En outre, nous ne pourrons travailler ensemble qu'à partir de définitions partagées : « pays d'origine », « services », « services publics », « services d'intérêt général » peuvent donner lieu à des lectures différentes… Il faut un texte clair pour ne pas avancer dans le brouillard. Du point de vue de son contenu, la directive n'est pas mauvaise, globalement, puisqu'elle simplifie et consolide des dispositions déjà existantes. Mais n'oublions pas que l'Europe doit partager une exigence qui est de viser l'excellence. C'est précisément ce que bafoue la notion de principe de pays d'origine. Nous ne voulons pas d'un alignement sur le moins disant, qui serait une régression pour tous les pays qui ont déjà construit une politique sociale, environnementale. L'Europe que nous voulons n'est pas celle qui nierait l'effort, accompli : on instillerait un poison mortel en dressant les États membres les uns contre les autres.
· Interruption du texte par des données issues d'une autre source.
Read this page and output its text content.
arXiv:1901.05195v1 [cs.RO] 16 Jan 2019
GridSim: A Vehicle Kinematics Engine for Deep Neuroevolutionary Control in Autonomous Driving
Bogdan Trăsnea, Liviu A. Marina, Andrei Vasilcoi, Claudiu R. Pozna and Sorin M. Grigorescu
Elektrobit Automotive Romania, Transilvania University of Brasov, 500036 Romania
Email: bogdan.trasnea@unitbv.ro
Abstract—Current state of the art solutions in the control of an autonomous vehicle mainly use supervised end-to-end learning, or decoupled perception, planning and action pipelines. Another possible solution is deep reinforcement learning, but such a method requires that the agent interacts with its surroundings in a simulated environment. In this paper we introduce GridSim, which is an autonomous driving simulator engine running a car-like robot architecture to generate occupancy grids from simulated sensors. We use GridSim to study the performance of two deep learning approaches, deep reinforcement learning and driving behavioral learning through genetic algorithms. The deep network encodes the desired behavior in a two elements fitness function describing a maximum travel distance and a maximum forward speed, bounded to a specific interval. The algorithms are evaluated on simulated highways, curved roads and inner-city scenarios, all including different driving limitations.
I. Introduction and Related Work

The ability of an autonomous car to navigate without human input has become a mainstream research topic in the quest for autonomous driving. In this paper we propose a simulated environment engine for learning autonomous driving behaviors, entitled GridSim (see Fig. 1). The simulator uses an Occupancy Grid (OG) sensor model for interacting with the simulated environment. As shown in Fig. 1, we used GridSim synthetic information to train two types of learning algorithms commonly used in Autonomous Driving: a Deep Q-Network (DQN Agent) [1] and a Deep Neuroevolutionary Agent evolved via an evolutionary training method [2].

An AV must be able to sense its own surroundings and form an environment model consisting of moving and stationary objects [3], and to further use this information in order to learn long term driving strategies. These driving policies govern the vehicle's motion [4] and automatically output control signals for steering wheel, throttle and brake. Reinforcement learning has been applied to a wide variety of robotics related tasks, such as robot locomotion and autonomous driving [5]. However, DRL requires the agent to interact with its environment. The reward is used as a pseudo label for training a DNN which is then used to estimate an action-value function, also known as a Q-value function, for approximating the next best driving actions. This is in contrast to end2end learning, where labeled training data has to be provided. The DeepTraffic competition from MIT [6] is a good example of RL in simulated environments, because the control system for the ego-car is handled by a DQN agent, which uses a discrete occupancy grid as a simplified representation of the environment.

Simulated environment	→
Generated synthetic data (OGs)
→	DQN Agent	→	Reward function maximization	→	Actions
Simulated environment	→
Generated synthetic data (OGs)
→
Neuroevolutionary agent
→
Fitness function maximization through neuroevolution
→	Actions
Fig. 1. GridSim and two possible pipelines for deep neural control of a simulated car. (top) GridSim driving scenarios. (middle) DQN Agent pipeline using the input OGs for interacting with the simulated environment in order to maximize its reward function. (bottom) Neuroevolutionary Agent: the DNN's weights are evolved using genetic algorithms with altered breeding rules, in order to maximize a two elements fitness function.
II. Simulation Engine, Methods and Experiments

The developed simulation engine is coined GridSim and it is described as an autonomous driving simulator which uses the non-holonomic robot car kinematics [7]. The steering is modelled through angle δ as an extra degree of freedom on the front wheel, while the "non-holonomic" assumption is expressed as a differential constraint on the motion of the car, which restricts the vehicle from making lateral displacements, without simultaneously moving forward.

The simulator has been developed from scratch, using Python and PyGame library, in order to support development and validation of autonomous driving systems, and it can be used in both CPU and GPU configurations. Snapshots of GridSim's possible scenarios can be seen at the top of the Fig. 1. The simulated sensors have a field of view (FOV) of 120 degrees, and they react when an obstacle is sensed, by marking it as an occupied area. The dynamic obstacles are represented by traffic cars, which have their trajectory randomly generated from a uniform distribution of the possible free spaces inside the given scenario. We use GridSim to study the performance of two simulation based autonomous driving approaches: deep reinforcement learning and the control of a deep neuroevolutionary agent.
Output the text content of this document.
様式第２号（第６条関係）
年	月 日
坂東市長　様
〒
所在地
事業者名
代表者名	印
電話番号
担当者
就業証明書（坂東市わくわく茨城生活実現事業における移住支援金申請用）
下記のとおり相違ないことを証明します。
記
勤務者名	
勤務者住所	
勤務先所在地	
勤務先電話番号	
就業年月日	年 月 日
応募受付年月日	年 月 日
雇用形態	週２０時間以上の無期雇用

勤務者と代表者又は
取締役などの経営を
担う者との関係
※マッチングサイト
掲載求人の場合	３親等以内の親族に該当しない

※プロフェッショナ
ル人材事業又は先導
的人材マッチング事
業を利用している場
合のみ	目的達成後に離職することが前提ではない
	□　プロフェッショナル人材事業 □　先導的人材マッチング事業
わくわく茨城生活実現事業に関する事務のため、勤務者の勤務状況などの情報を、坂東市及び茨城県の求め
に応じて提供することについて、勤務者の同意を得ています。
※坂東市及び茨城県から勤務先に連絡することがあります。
La course au moins-disant donnerait une détestable image de l'Europe dans le monde ! L'Europe, c'est la démocratie, la défense des droits de l'homme, mais aussi une exigence sociale et écologique. N'en rabattons pas par rapport à nos principes et nos ambitions !

On entend dire que le principe du pays d'origine est fondamentalement européen parce qu'il respecte la diversité. Mais si les pays ont décidé de s'unir, c'est pour mettre en commun un certain nombre de règles ! L'arrêt Cassis de Dijon protège un produit, élaboré localement : la diversité des terroirs est une richesse à préserver. Mais les services, eux, sont rendus dans le pays client, il y a là une différence essentielle, et M. Bizet a détaillé les implications pénales de l'application en ce domaine du principe du pays d'origine.

La reconnaissance mutuelle peut-elle être assimilée à ce principe du pays d'origine ? C'est une façon de valoriser une différence positive : la justice est rendue différemment en France et en Grande-Bretagne. On ne demande pas à l'une ou à l'autre de changer, on recherche une harmonisation respectueuse des traditions et spécificités de chacune. Il faut rechercher ce qui construit le mieux l'Europe, riche de sa diversité, mais dans l'Union, par une démarche commune, voire unique dans certains domaines. C'est la reconnaissance mutuelle des efforts politiques de tous ceux qui se seront engagés dans l'aventure pour qu'elle réussisse ! Faire prévaloir l'intérêt commun sur les intérêts particuliers, tel est le défi à relever.

Il nous faut valoriser ce qui fait la richesse de la France, son apport à l'Union, mais aussi accepter le regard des autres sur notre système.

Le service public à la française ne doit pas demeurer une exception française : si dans un domaine il est repris par l'Union européenne, fort bien ; mais, dans d'autres domaines, le regard de l'autre peut nous amener à réfléchir sur nous-mêmes. C'est le sens de la correction fraternelle. Je nous invite donc à poursuivre dans la voie d'une construction européenne qui respecte notre diversité et nos richesses, unis autour des valeurs qui nous sont essentielles : la paix et la démocratie. (Applaudissements au centre et à droite.)